January 19 2009
Deaths in the workplace not only cause personal grief and suffering, but can also lead to unwanted adverse publicity and prosecutions for the companies involved. Health and Safety Authority statistics reveal that the number of work-related fatalities in 2007 was 67, compared with 51 in 2006.
It is increasingly recognized that corporations should be subject to criminal law in much the same way as individuals. However, charges for corporate manslaughter – whereby a company is convicted of involuntary manslaughter – are notoriously difficult to sustain. The common law position is that it is necessary to be able to identify the “directing mind of the company” (in one of its directors) who must be found to have acted in such a “grossly negligent” manner that he or she had the mens rea (state of mind) required to commit the offence of manslaughter. This position has led to practical difficulties in securing convictions for corporate manslaughter. While this identification of the company’s directing mind may be relatively simple within smaller companies, it is usually extremely difficult to identify an individual director or board member with the requisite degree of control over a large corporate entity. Thus, arguably, the identification doctrine is least likely to work where it is needed the most; the larger the company, the greater the number of deaths that are likely to occur should its operational systems fail or safety policies prove inadequate. In People (DPP) v Cullagh,(1) a small business was convicted of manslaughter by gross negligence but in this case a single director was clearly identifiable as being in control of the undertaking.

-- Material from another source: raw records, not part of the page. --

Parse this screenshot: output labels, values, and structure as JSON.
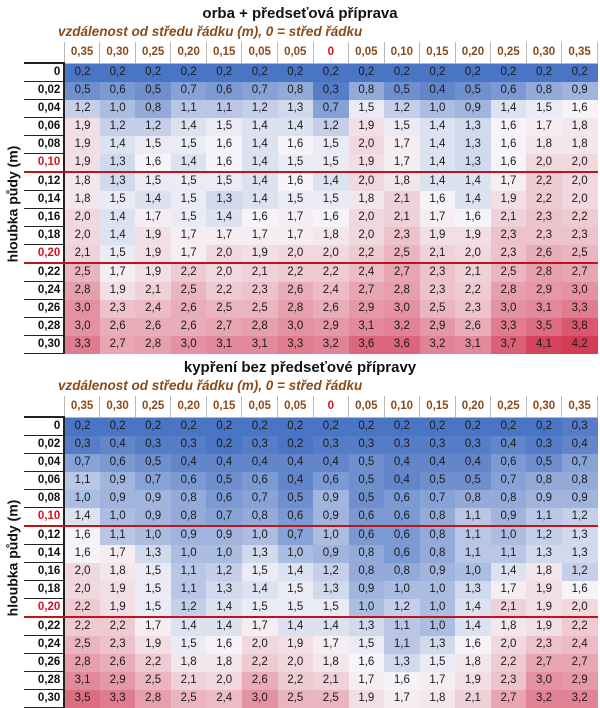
{
  "chart_data": [
    {
      "type": "heatmap",
      "title": "orba + předseťová příprava",
      "xlabel": "vzdálenost od středu řádku (m), 0 = střed řádku",
      "ylabel": "hloubka půdy (m)",
      "columns": [
        "0,35",
        "0,30",
        "0,25",
        "0,20",
        "0,15",
        "0,05",
        "0,05",
        "0",
        "0,05",
        "0,10",
        "0,15",
        "0,20",
        "0,25",
        "0,30",
        "0,35"
      ],
      "rows": [
        "0",
        "0,02",
        "0,04",
        "0,06",
        "0,08",
        "0,10",
        "0,12",
        "0,14",
        "0,16",
        "0,18",
        "0,20",
        "0,22",
        "0,24",
        "0,26",
        "0,28",
        "0,30"
      ],
      "values": [
        [
          0.2,
          0.2,
          0.2,
          0.2,
          0.2,
          0.2,
          0.2,
          0.2,
          0.2,
          0.2,
          0.2,
          0.2,
          0.2,
          0.2,
          0.2
        ],
        [
          0.5,
          0.6,
          0.5,
          0.7,
          0.6,
          0.7,
          0.8,
          0.3,
          0.8,
          0.5,
          0.4,
          0.5,
          0.6,
          0.8,
          0.9
        ],
        [
          1.2,
          1.0,
          0.8,
          1.1,
          1.1,
          1.2,
          1.3,
          0.7,
          1.5,
          1.2,
          1.0,
          0.9,
          1.4,
          1.5,
          1.6
        ],
        [
          1.9,
          1.2,
          1.2,
          1.4,
          1.5,
          1.4,
          1.4,
          1.2,
          1.9,
          1.5,
          1.4,
          1.3,
          1.6,
          1.7,
          1.8
        ],
        [
          1.9,
          1.4,
          1.5,
          1.5,
          1.6,
          1.4,
          1.6,
          1.5,
          2.0,
          1.7,
          1.4,
          1.3,
          1.6,
          1.8,
          1.8
        ],
        [
          1.9,
          1.3,
          1.6,
          1.4,
          1.6,
          1.4,
          1.5,
          1.5,
          1.9,
          1.7,
          1.4,
          1.3,
          1.6,
          2.0,
          2.0
        ],
        [
          1.8,
          1.3,
          1.5,
          1.5,
          1.5,
          1.4,
          1.6,
          1.4,
          2.0,
          1.8,
          1.4,
          1.4,
          1.7,
          2.2,
          2.0
        ],
        [
          1.8,
          1.5,
          1.4,
          1.5,
          1.3,
          1.4,
          1.5,
          1.5,
          1.8,
          2.1,
          1.6,
          1.4,
          1.9,
          2.2,
          2.0
        ],
        [
          2.0,
          1.4,
          1.7,
          1.5,
          1.4,
          1.6,
          1.7,
          1.6,
          2.0,
          2.1,
          1.7,
          1.6,
          2.1,
          2.3,
          2.2
        ],
        [
          2.0,
          1.4,
          1.9,
          1.7,
          1.7,
          1.7,
          1.7,
          1.8,
          2.0,
          2.3,
          1.9,
          1.9,
          2.3,
          2.3,
          2.3
        ],
        [
          2.1,
          1.5,
          1.9,
          1.7,
          2.0,
          1.9,
          2.0,
          2.0,
          2.2,
          2.5,
          2.1,
          2.0,
          2.3,
          2.6,
          2.5
        ],
        [
          2.5,
          1.7,
          1.9,
          2.2,
          2.0,
          2.1,
          2.2,
          2.2,
          2.4,
          2.7,
          2.3,
          2.1,
          2.5,
          2.8,
          2.7
        ],
        [
          2.8,
          1.9,
          2.1,
          2.5,
          2.2,
          2.3,
          2.6,
          2.4,
          2.7,
          2.8,
          2.3,
          2.2,
          2.8,
          2.9,
          3.0
        ],
        [
          3.0,
          2.3,
          2.4,
          2.6,
          2.5,
          2.5,
          2.8,
          2.6,
          2.9,
          3.0,
          2.5,
          2.3,
          3.0,
          3.1,
          3.3
        ],
        [
          3.0,
          2.6,
          2.6,
          2.6,
          2.7,
          2.8,
          3.0,
          2.9,
          3.1,
          3.2,
          2.9,
          2.6,
          3.3,
          3.5,
          3.8
        ],
        [
          3.3,
          2.7,
          2.8,
          3.0,
          3.1,
          3.1,
          3.3,
          3.2,
          3.6,
          3.6,
          3.2,
          3.1,
          3.7,
          4.1,
          4.2
        ]
      ]
    },
    {
      "type": "heatmap",
      "title": "kypření bez předseťové přípravy",
      "xlabel": "vzdálenost od středu řádku (m), 0 = střed řádku",
      "ylabel": "hloubka půdy (m)",
      "columns": [
        "0,35",
        "0,30",
        "0,25",
        "0,20",
        "0,15",
        "0,05",
        "0,05",
        "0",
        "0,05",
        "0,10",
        "0,15",
        "0,20",
        "0,25",
        "0,30",
        "0,35"
      ],
      "rows": [
        "0",
        "0,02",
        "0,04",
        "0,06",
        "0,08",
        "0,10",
        "0,12",
        "0,14",
        "0,16",
        "0,18",
        "0,20",
        "0,22",
        "0,24",
        "0,26",
        "0,28",
        "0,30"
      ],
      "values": [
        [
          0.2,
          0.2,
          0.2,
          0.2,
          0.2,
          0.2,
          0.2,
          0.2,
          0.2,
          0.2,
          0.2,
          0.2,
          0.2,
          0.2,
          0.3
        ],
        [
          0.3,
          0.4,
          0.3,
          0.3,
          0.2,
          0.3,
          0.2,
          0.3,
          0.3,
          0.3,
          0.3,
          0.3,
          0.4,
          0.3,
          0.4
        ],
        [
          0.7,
          0.6,
          0.5,
          0.4,
          0.4,
          0.4,
          0.4,
          0.4,
          0.5,
          0.4,
          0.4,
          0.4,
          0.6,
          0.5,
          0.7
        ],
        [
          1.1,
          0.9,
          0.7,
          0.6,
          0.5,
          0.6,
          0.4,
          0.6,
          0.5,
          0.4,
          0.5,
          0.5,
          0.7,
          0.8,
          0.8
        ],
        [
          1.0,
          0.9,
          0.9,
          0.8,
          0.6,
          0.7,
          0.5,
          0.9,
          0.5,
          0.6,
          0.7,
          0.8,
          0.8,
          0.9,
          0.9
        ],
        [
          1.4,
          1.0,
          0.9,
          0.8,
          0.7,
          0.8,
          0.6,
          0.9,
          0.6,
          0.6,
          0.8,
          1.1,
          0.9,
          1.1,
          1.2
        ],
        [
          1.6,
          1.1,
          1.0,
          0.9,
          0.9,
          1.0,
          0.7,
          1.0,
          0.6,
          0.6,
          0.8,
          1.1,
          1.0,
          1.2,
          1.3
        ],
        [
          1.6,
          1.7,
          1.3,
          1.0,
          1.0,
          1.3,
          1.0,
          0.9,
          0.8,
          0.6,
          0.8,
          1.1,
          1.1,
          1.3,
          1.3
        ],
        [
          2.0,
          1.8,
          1.5,
          1.1,
          1.2,
          1.5,
          1.4,
          1.2,
          0.8,
          0.8,
          0.9,
          1.0,
          1.4,
          1.8,
          1.2
        ],
        [
          2.0,
          1.9,
          1.5,
          1.1,
          1.3,
          1.4,
          1.5,
          1.3,
          0.9,
          1.0,
          1.0,
          1.3,
          1.7,
          1.9,
          1.6
        ],
        [
          2.2,
          1.9,
          1.5,
          1.2,
          1.4,
          1.5,
          1.5,
          1.5,
          1.0,
          1.2,
          1.0,
          1.4,
          2.1,
          1.9,
          2.0
        ],
        [
          2.2,
          2.2,
          1.7,
          1.4,
          1.4,
          1.7,
          1.4,
          1.4,
          1.3,
          1.1,
          1.0,
          1.4,
          1.8,
          1.9,
          2.2
        ],
        [
          2.5,
          2.3,
          1.9,
          1.5,
          1.6,
          2.0,
          1.9,
          1.7,
          1.5,
          1.1,
          1.3,
          1.6,
          2.0,
          2.3,
          2.4
        ],
        [
          2.8,
          2.6,
          2.2,
          1.8,
          1.8,
          2.2,
          2.0,
          1.8,
          1.6,
          1.3,
          1.5,
          1.8,
          2.2,
          2.7,
          2.7
        ],
        [
          3.1,
          2.9,
          2.5,
          2.1,
          2.0,
          2.6,
          2.2,
          2.1,
          1.7,
          1.6,
          1.7,
          1.9,
          2.3,
          3.0,
          2.9
        ],
        [
          3.5,
          3.3,
          2.8,
          2.5,
          2.4,
          3.0,
          2.5,
          2.5,
          1.9,
          1.7,
          1.8,
          2.1,
          2.7,
          3.2,
          3.2
        ]
      ]
    }
  ],
  "colors": {
    "low": "#4a74c4",
    "mid": "#f6f4f8",
    "high": "#d43c56",
    "header_text": "#8a4b1c",
    "highlight": "#d2141e"
  },
  "color_scale": {
    "min": 0.2,
    "mid": 1.6,
    "max": 4.2
  },
  "highlight_rows": [
    "0,10",
    "0,20"
  ],
  "highlight_column": "0"
}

In October 2005 the Law Reform Commission published its Report on Corporate Killing. The report provided a considered analysis of the issues relating to corporate killing and proposed the creation of two new statutory offences: (i) a statutory offence of corporate manslaughter for corporate entities; and (ii) a secondary offence for corporate managers who play a role in the commission of the corporate offence. As yet there is no sign of either of these two proposed offences being introduced. However, the recent enactment in the United Kingdom of the Corporate Manslaughter and Corporate Homicide Act 2007 (which came into force in April 2008) may prompt this issue to be revisited in Ireland. In the absence of a statutory offence, greater reliance is placed on other legislative means, such as Section 80 of the Safety, Health and Welfare at Work Act 2005 and Section 13 of the Non-Fatal Offences against the Person Act 1997, to secure convictions in the case of workplace fatalities.
Section 80 of the 2005 act creates potential personal liability for directors and other managers of companies in circumstances where an offence has been committed by an undertaking.(2) The 2005 act expanded the class of people who may be held personally liable to that of directors, managers or other similar officers within the undertaking or persons who purport to act in such a capacity. The 2005 act also created a statutory presumption that those occupying certain positions are deemed to be responsible for the acts of the company. Under the 2005 act, a director, manager, other similar officer or person purporting to act in such a capacity can be deemed to be guilty of an offence under Section 80(2) where: (i) an offence has been committed by the undertaking; and (ii) the duties of the person concerned included making decisions that, to a significant extent, could have affected the management of the undertaking.
Prosecutions against individuals can also be taken under Section 13 of the 1997 act which has been – and will continue to be – used in the case of accidents at work. Section 13 provides that a prosecution may be taken against any person within an undertaking, occupying a managerial position or otherwise, where it can be shown that he or she has "engaged in conduct which intentionally or negligently created a substantial risk of death or serious harm to another”. Thus it can be seen that the potential application of the Section 13 of the 1997 act offence of ‘reckless endangerment’ is significantly broader than under Section 80 of the 2007 act.
There are no immediate indications that the draft Corporate Manslaughter Bill 2005, as proposed by the Law Reform Commission based on the recommendations contained in its Report on Corporate Killing, will begin its path down the route to becoming legislation in the immediate future. That being the case, and in light of the difficulties regarding the identification of the relevant ‘controlling minds’ of the company sufficient to take a common law prosecution for manslaughter, it is likely that prosecutions for workplace accidents and fatalities against individuals within a company will continue to be taken under Section 13 of the 1997 act.
For further information on this topic please contact Tristan Conway-Behan at Arthur Cox by telephone (+353 1 618 0000) or by fax (+353 1 618 0618) or by email (email@example.com).
(1) Court of Criminal Appeal, March 15 1999.
(2) ‘Undertaking’ is defined within the 2005 act as meaning “a person being an individual, a body corporate or an unincorporated body of persons engaged in the production, supply or distribution of goods or the provision of a service (whether carried on by him or her for profit or not)”.